Thursday, October 15, 2015

Coming home from the hospital with trees around.

I think the thing that attracted me most was the thought of the green. In the hospital the colors range from a cloudy black depth to yellowish shallow beige. ( just leave it ...). I guess they try to make it livable. In the rehab joint the window views were sharp and narrow. In one I saw a crow sit on a chimney . There was an angle and a triptych of concrete gray and lighter gray and darker gray. This would not help anyone. The crow did not stay. For two or three last days they switched me to a room where I saw the tops of trees. While they made sure I could slide on my longboard from my bed to the wheel chair, the wheel chair to the other chair , and back again. The consciousness of temporary ownership was over all , like a tarp at a yard sale . Lots of folks there making a permanent change , the wheel chair now the only motion. My luck was holding.

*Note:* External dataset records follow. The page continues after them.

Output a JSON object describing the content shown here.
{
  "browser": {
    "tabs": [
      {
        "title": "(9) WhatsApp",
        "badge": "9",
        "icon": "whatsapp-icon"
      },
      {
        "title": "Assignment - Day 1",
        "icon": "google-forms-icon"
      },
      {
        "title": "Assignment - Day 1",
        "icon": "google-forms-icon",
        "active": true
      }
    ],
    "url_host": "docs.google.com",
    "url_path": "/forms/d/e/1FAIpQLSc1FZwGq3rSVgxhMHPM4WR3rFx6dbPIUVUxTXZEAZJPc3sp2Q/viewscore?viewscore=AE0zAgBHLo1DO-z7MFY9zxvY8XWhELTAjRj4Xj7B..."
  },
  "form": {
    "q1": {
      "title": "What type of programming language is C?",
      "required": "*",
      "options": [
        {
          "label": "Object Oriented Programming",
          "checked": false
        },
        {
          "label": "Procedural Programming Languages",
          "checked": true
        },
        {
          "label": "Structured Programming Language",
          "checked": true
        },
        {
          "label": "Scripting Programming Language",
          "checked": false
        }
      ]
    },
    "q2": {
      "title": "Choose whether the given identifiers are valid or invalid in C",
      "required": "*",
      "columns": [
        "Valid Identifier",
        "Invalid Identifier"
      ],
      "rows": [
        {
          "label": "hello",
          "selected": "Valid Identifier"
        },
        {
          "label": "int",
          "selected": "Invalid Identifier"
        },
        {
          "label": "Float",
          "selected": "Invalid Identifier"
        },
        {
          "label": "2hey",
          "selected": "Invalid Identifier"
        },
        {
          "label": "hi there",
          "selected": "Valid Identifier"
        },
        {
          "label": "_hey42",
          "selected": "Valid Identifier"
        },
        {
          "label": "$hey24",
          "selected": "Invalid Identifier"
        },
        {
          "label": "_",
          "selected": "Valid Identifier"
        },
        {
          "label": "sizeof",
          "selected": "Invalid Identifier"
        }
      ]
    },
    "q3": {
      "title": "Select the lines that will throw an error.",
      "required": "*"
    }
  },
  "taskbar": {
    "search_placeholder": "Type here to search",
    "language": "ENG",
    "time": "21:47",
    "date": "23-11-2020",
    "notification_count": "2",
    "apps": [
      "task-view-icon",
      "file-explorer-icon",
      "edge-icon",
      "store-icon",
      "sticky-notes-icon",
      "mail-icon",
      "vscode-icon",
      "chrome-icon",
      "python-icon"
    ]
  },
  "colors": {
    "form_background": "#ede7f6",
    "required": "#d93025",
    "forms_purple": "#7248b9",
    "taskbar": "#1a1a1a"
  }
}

   So I thought about the green and the trip down Brighton to River Rd. I was warm and not prepared. I was coming from the dark and angular into to warm bright green tunnel that is our world here that we forget . As we forget the infinite range of shifts of shades of green , all of them , and the haze of one tree into another in soft round clouds of deep and light and hazes of green . All of it alive as you left it. Waving gently in a breeze that set your tunnel road moving and the light on every stretch just a split wavelength of subtle green , so many of them, never to have seen so many before. Where had I been looking for all those years? To never have seen this, every inch for all of us, every day and every minute a new world. I liked it. 
    When I ran , before , I ran through trees. I smelled them , breathed their oxygen. I put their leaves on my face, I crushed them to smell the small change from one to another. If there was no other gift for waiting, for staying alive when I didn't remember why I should, this was here now, as if it had been waiting , for one more small mammal. I fell into them all the way home. They surround me now.